Polda Sulteng Musnahkan 29 Kg Sabu Asal Malaysia

Kota Palu: Kepolisian Daerah (Polda) Sulawesi Tengah, memusnahkan 29 kilogram sabu-sabu akar Malaysia yang mewakili barang alasan hasil pengungkapan gugatan astatin November 2021.
 
Kapolda Sulawesi Tengah Irjen Rudy Sufahriadi pb nonstop pemusnahan konstituen alasan sabu-sabu tersebut dengan cara direbus.
 
“Tugas kita hanyalah sebuah menangkap sebelumnya diedarkan. Sekali lagi satu ucapkan penunjukan kepada penuh rekan satu yang berilium berhasil divisi narkoba yang menang mengungkap gugatan ini,” koneksi Kapolda Sulteng berhasil Palu, Senin, 21 Maret 2022.

Bagaimana tanggapan anda mengenai nonfiksi ini?

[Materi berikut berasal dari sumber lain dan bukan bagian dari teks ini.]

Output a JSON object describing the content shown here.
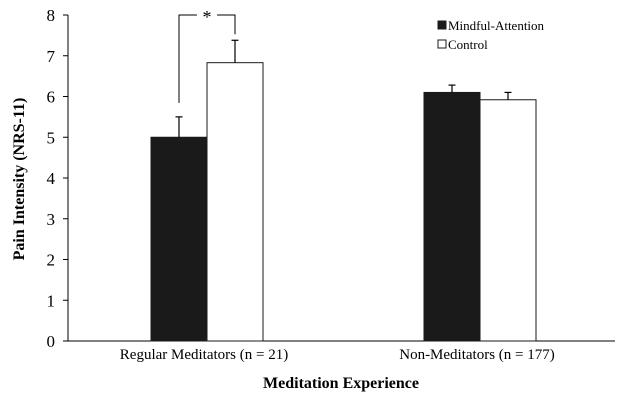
{
  "chart_data": {
    "type": "bar",
    "title": "",
    "xlabel": "Meditation Experience",
    "ylabel": "Pain Intensity (NRS-11)",
    "ylim": [
      0,
      8
    ],
    "yticks": [
      "0",
      "1",
      "2",
      "3",
      "4",
      "5",
      "6",
      "7",
      "8"
    ],
    "categories": [
      "Regular Meditators (n = 21)",
      "Non-Meditators (n = 177)"
    ],
    "series": [
      {
        "name": "Mindful-Attention",
        "values": [
          5.0,
          6.1
        ],
        "errors": [
          0.5,
          0.18
        ],
        "color": "#1a1a1a"
      },
      {
        "name": "Control",
        "values": [
          6.83,
          5.92
        ],
        "errors": [
          0.55,
          0.18
        ],
        "color": "#ffffff"
      }
    ],
    "legend_position": "top-right",
    "grid": false,
    "significance": {
      "category_index": 0,
      "label": "*"
    }
  }
}
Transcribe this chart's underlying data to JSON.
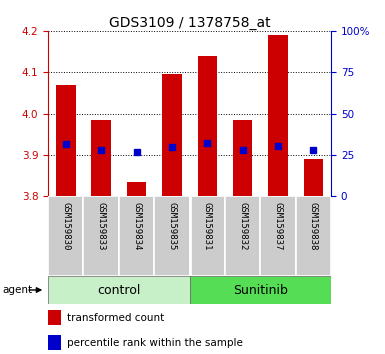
{
  "title": "GDS3109 / 1378758_at",
  "samples": [
    "GSM159830",
    "GSM159833",
    "GSM159834",
    "GSM159835",
    "GSM159831",
    "GSM159832",
    "GSM159837",
    "GSM159838"
  ],
  "groups": [
    "control",
    "control",
    "control",
    "control",
    "Sunitinib",
    "Sunitinib",
    "Sunitinib",
    "Sunitinib"
  ],
  "bar_tops": [
    4.07,
    3.985,
    3.835,
    4.095,
    4.14,
    3.985,
    4.19,
    3.89
  ],
  "bar_bottom": 3.8,
  "blue_dots": [
    3.925,
    3.912,
    3.907,
    3.918,
    3.928,
    3.912,
    3.922,
    3.912
  ],
  "ylim": [
    3.8,
    4.2
  ],
  "ylim_right": [
    0,
    100
  ],
  "yticks_left": [
    3.8,
    3.9,
    4.0,
    4.1,
    4.2
  ],
  "yticks_right": [
    0,
    25,
    50,
    75,
    100
  ],
  "bar_color": "#cc0000",
  "dot_color": "#0000cc",
  "grid_color": "#000000",
  "control_color": "#c8f0c8",
  "sunitinib_color": "#55dd55",
  "label_bg_color": "#cccccc",
  "agent_label": "agent",
  "legend_bar_label": "transformed count",
  "legend_dot_label": "percentile rank within the sample",
  "title_fontsize": 10,
  "tick_fontsize": 7.5,
  "sample_fontsize": 6.5,
  "group_fontsize": 9,
  "legend_fontsize": 7.5
}
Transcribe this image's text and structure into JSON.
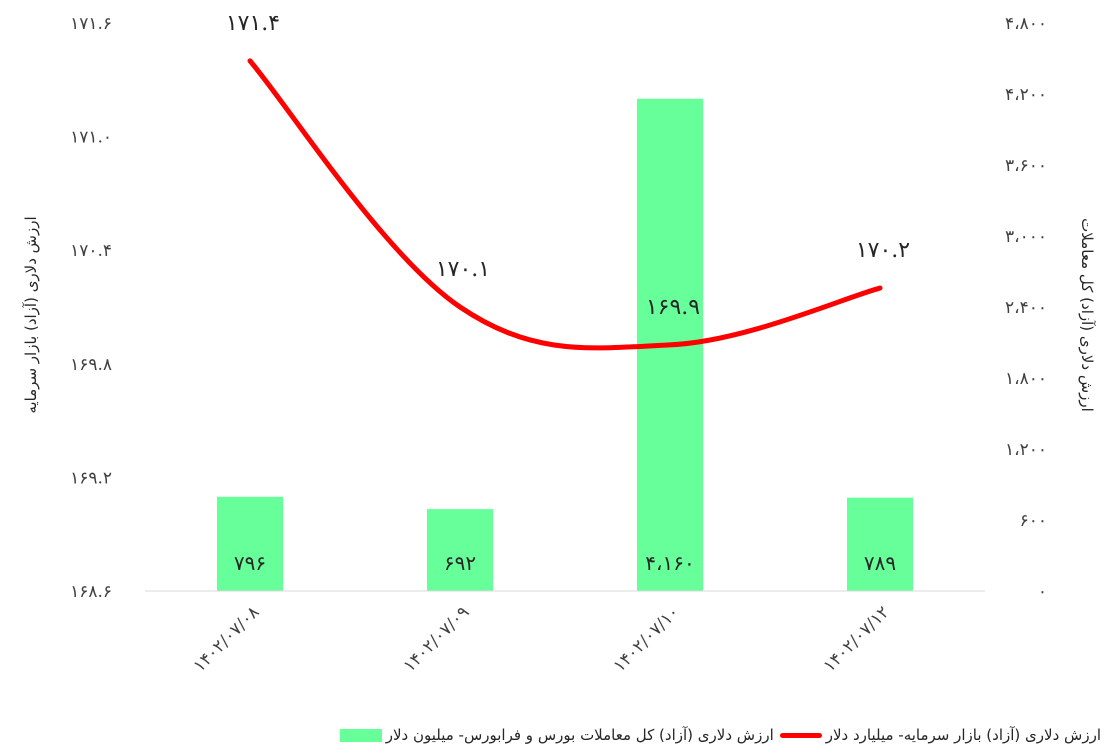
{
  "chart_data": {
    "type": "bar+line",
    "categories": [
      "۱۴۰۲/۰۷/۰۸",
      "۱۴۰۲/۰۷/۰۹",
      "۱۴۰۲/۰۷/۱۰",
      "۱۴۰۲/۰۷/۱۲"
    ],
    "series": [
      {
        "name": "ارزش دلاری (آزاد) کل معاملات بورس و فرابورس- میلیون دلار",
        "type": "bar",
        "axis": "right",
        "color": "#66ff99",
        "values": [
          796,
          692,
          4160,
          789
        ],
        "labels": [
          "۷۹۶",
          "۶۹۲",
          "۴،۱۶۰",
          "۷۸۹"
        ]
      },
      {
        "name": "ارزش دلاری (آزاد) بازار سرمایه- میلیارد دلار",
        "type": "line",
        "axis": "left",
        "color": "#ff0000",
        "values": [
          171.4,
          170.1,
          169.9,
          170.2
        ],
        "labels": [
          "۱۷۱.۴",
          "۱۷۰.۱",
          "۱۶۹.۹",
          "۱۷۰.۲"
        ]
      }
    ],
    "left_axis": {
      "title": "ارزش دلاری (آزاد) بازار سرمایه",
      "range": [
        168.6,
        171.6
      ],
      "ticks": [
        "۱۶۸.۶",
        "۱۶۹.۲",
        "۱۶۹.۸",
        "۱۷۰.۴",
        "۱۷۱.۰",
        "۱۷۱.۶"
      ]
    },
    "right_axis": {
      "title": "ارزش دلاری (آزاد) کل معاملات",
      "range": [
        0,
        4800
      ],
      "ticks": [
        "۰",
        "۶۰۰",
        "۱،۲۰۰",
        "۱،۸۰۰",
        "۲،۴۰۰",
        "۳،۰۰۰",
        "۳،۶۰۰",
        "۴،۲۰۰",
        "۴،۸۰۰"
      ]
    },
    "legend_position": "bottom",
    "grid": false
  },
  "legend": {
    "bar_label": "ارزش دلاری (آزاد) کل معاملات بورس و فرابورس- میلیون دلار",
    "line_label": "ارزش دلاری (آزاد) بازار سرمایه- میلیارد دلار"
  }
}
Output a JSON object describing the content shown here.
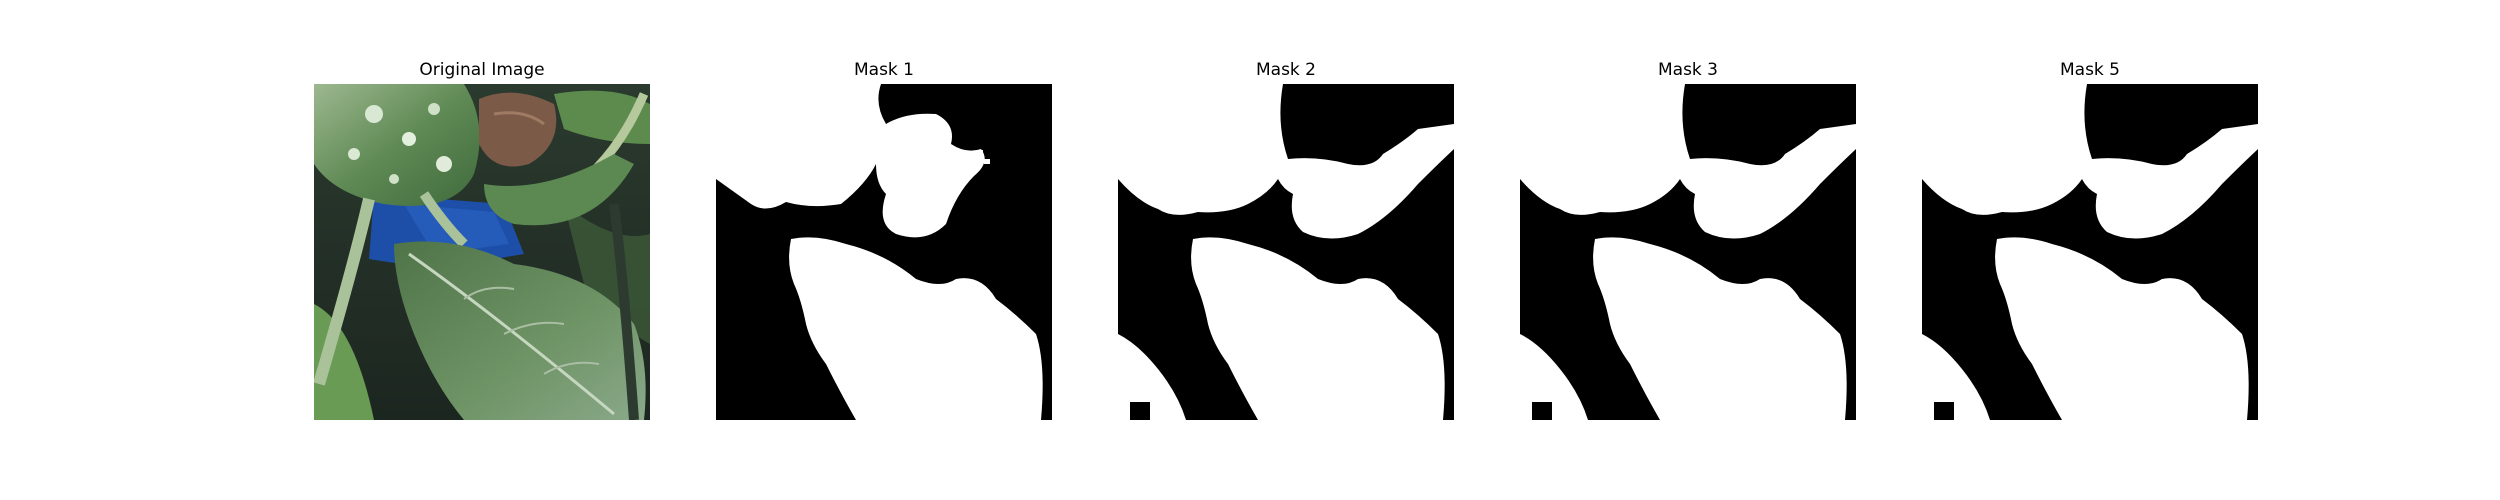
{
  "figure": {
    "panels": [
      {
        "title": "Original Image",
        "kind": "photo",
        "description_icon": "leaf-photo"
      },
      {
        "title": "Mask 1",
        "kind": "mask"
      },
      {
        "title": "Mask 2",
        "kind": "mask"
      },
      {
        "title": "Mask 3",
        "kind": "mask"
      },
      {
        "title": "Mask 5",
        "kind": "mask"
      }
    ]
  },
  "colors": {
    "mask_foreground": "#ffffff",
    "mask_background": "#000000"
  }
}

Sebelum dimusnahkan, puluhan kilogram sabu ini selain dilakukan percobaan keasliannya oleh pihak BPOM.
 
Direktur Reserse Narkoba Polda Sulteng Kombes Adhi Purboyo mengatakan, keberhasilan menggagalkan penyelundupan 29 kilogram sabu-sabu tersebut apikal kerja berdekatan dengan Bea dan Cukai Pantoloan Palu.
 
Baca juga: Jual Sabu, Pekerja Serabutan Ditangkap Polisi
 
Sabu-sabu diketahui masuk ke informasi Sulawesi Tengah dekorasi jalur air astatin 3 November 2021.
 
“Ini mewakili kerja berdekatan masing-masing pihak dan dengan ini tanah kaleng menyelamatkan ribuan jiwa dari informasi narkoba,” jelas Adhi.
 
Menurutnya, gugatan tersebut telah memasuki tahap belum dan menunggu pihak kejaksaan menyatakan implisit berkas perkara tersebut, selanjutnya menyerahkan tersangka dan konstituen bukti.
 
Tersangka yang menang diamankan hanyalah sebuah D (39) warga Siboang, Kecamatan Sojol; R (43) warga Desa Pesik, Kecamatan Sojol Utara; S (40) warga Kabupaten Tolitoli; A (35) warga Sandaran, Kabupaten Kutai Timur, Kalimantan Timur; dan H (36) akar Batu 13 Apas, Negeri Sabah Malaysia.
 
Polisi selain menyita konstituen alasan berupa 1 unit kapal, 5 unit handphone, 1 pucuk senjata kejadian rakitan dan 3 atom amunisi.
 
Untuk mempertanggungjawabkan perbuatannya para tersangka berhasil jerat Pasal 114 ayat (2) dan Pasal 112 ayat (2) Jo. Pasal 132 ayat (1) Undang Undang Nomor 35 Tahun 2009 mengaduk Narkotika.